Coletivos ciberfeministas como fonte de informação

Autores

DOI:

https://doi.org/10.5007/1518-2924.2020.e70464

Palavras-chave:

Ciberfeminismo, Fonte de informação, Coletivos Feministas, Movimento feminista

Resumo

Objetivo: Analisar os coletivos ciberfeministas como fonte de informação, cujos problemas incluem questionar se esses sites disponibilizam sugestões de bibliografias com publicações que abordam o tema, identificar quais são os tipos de materiais (e-books, artigos, vídeos, dissertações, teses, cartilhas, leis, etc.) disponibilizados, quem os acessa, quem os produz e se mensuram os acessos aos materiais.

Método: Optou-se pela pesquisa exploratória usando-se o método de etnografia virtual, avaliando os coletivos feministas brasileiros destacados na literatura pesquisada: Think Olga, Não Me Kahlo, Geledés, Blogueiras Negras, Escreva Lola Escreva, Blogueiras Feministas, Biscate Social Club, Gorda e Sapatão, Transfeminismos.

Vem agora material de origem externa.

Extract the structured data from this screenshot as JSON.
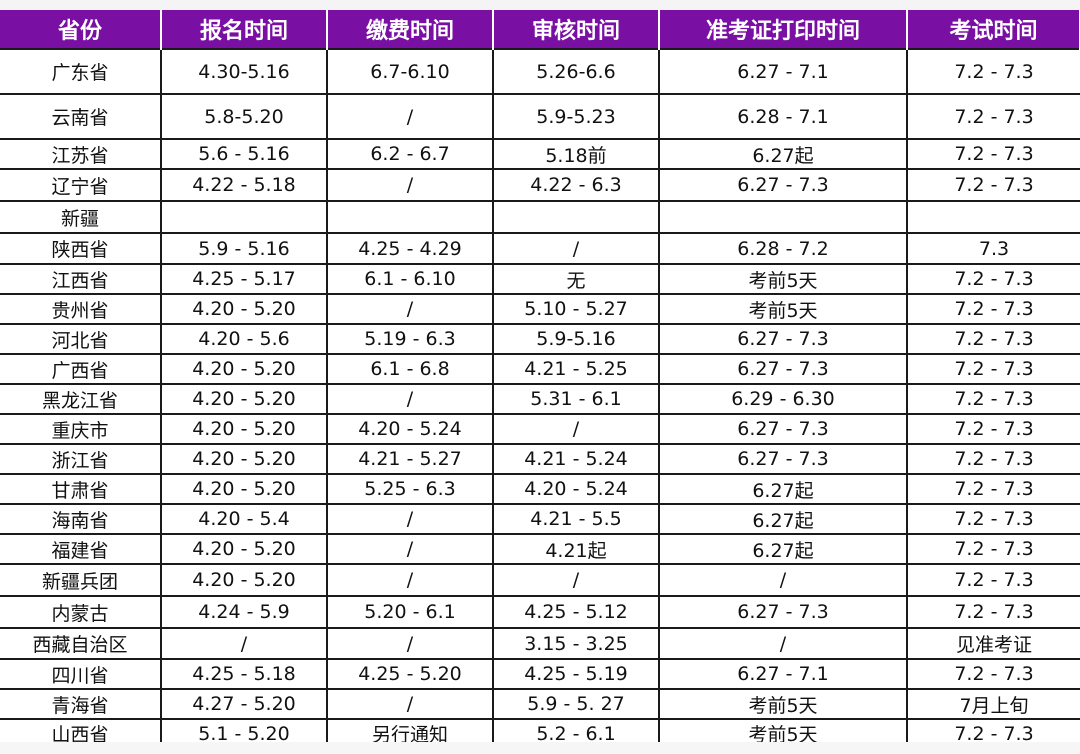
{
  "headers": [
    "省份",
    "报名时间",
    "缴费时间",
    "审核时间",
    "准考证打印时间",
    "考试时间"
  ],
  "rows": [
    [
      "广东省",
      "4.30-5.16",
      "6.7-6.10",
      "5.26-6.6",
      "6.27 - 7.1",
      "7.2 - 7.3"
    ],
    [
      "云南省",
      "5.8-5.20",
      "/",
      "5.9-5.23",
      "6.28 - 7.1",
      "7.2 - 7.3"
    ],
    [
      "江苏省",
      "5.6 - 5.16",
      "6.2 - 6.7",
      "5.18前",
      "6.27起",
      "7.2 - 7.3"
    ],
    [
      "辽宁省",
      "4.22 - 5.18",
      "/",
      "4.22 - 6.3",
      "6.27 - 7.3",
      "7.2 - 7.3"
    ],
    [
      "新疆",
      "",
      "",
      "",
      "",
      ""
    ],
    [
      "陕西省",
      "5.9 - 5.16",
      "4.25 - 4.29",
      "/",
      "6.28 - 7.2",
      "7.3"
    ],
    [
      "江西省",
      "4.25 - 5.17",
      "6.1 - 6.10",
      "无",
      "考前5天",
      "7.2 - 7.3"
    ],
    [
      "贵州省",
      "4.20 - 5.20",
      "/",
      "5.10 - 5.27",
      "考前5天",
      "7.2 - 7.3"
    ],
    [
      "河北省",
      "4.20 - 5.6",
      "5.19 -  6.3",
      "5.9-5.16",
      "6.27 - 7.3",
      "7.2 - 7.3"
    ],
    [
      "广西省",
      "4.20 - 5.20",
      "6.1 - 6.8",
      "4.21 - 5.25",
      "6.27 - 7.3",
      "7.2 - 7.3"
    ],
    [
      "黑龙江省",
      "4.20 - 5.20",
      "/",
      "5.31 - 6.1",
      "6.29 - 6.30",
      "7.2 - 7.3"
    ],
    [
      "重庆市",
      "4.20 - 5.20",
      "4.20 - 5.24",
      "/",
      "6.27 - 7.3",
      "7.2 - 7.3"
    ],
    [
      "浙江省",
      "4.20 - 5.20",
      "4.21 - 5.27",
      "4.21 - 5.24",
      "6.27 - 7.3",
      "7.2 - 7.3"
    ],
    [
      "甘肃省",
      "4.20 - 5.20",
      "5.25 - 6.3",
      "4.20 - 5.24",
      "6.27起",
      "7.2 - 7.3"
    ],
    [
      "海南省",
      "4.20 - 5.4",
      "/",
      "4.21 - 5.5",
      "6.27起",
      "7.2 - 7.3"
    ],
    [
      "福建省",
      "4.20 - 5.20",
      "/",
      "4.21起",
      "6.27起",
      "7.2 - 7.3"
    ],
    [
      "新疆兵团",
      "4.20 - 5.20",
      "/",
      "/",
      "/",
      "7.2 - 7.3"
    ],
    [
      "内蒙古",
      "4.24 - 5.9",
      "5.20 - 6.1",
      "4.25 - 5.12",
      "6.27 - 7.3",
      "7.2 - 7.3"
    ],
    [
      "西藏自治区",
      "/",
      "/",
      "3.15 - 3.25",
      "/",
      "见准考证"
    ],
    [
      "四川省",
      "4.25 - 5.18",
      "4.25 - 5.20",
      "4.25 - 5.19",
      "6.27 - 7.1",
      "7.2 - 7.3"
    ],
    [
      "青海省",
      "4.27 - 5.20",
      "/",
      "5.9 - 5. 27",
      "考前5天",
      "7月上旬"
    ],
    [
      "山西省",
      "5.1 - 5.20",
      "另行通知",
      "5.2 - 6.1",
      "考前5天",
      "7.2 - 7.3"
    ]
  ],
  "colors": {
    "header_bg": "#7a0fa3",
    "header_text": "#ffffff"
  }
}
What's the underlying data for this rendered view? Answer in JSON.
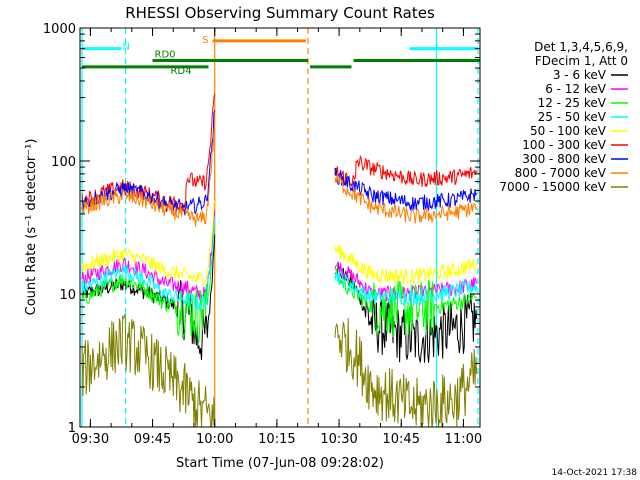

Resultado: Os coletivos estudados apresentam, em sua maioria postagens de textos, muitos dos quais construídos a partir da consciência e conhecimento que o escritor tem do assunto, alguns seguindo uma abordagem próxima a de um depoimento, mostrando uma percepção pessoal sobre o tema, enquanto outros apresentam uma discussão com maior neutralidade. A busca por informação nesses blogs e outros ambientes virtuais, como páginas em redes sociais, nem sempre é facilitada, uma vez que alguns deles apresentam tags e campos de busca, mas nem todos. Se posicionam quanto ao possível público-alvo, contudo não foi localizado quantos acessos são realizados. Os comentários dos leitores são um indicador de que há interesse pelos materiais disponibilizados, mas não se tem um mapa dos acessos sobre quem e quanto foi acessado.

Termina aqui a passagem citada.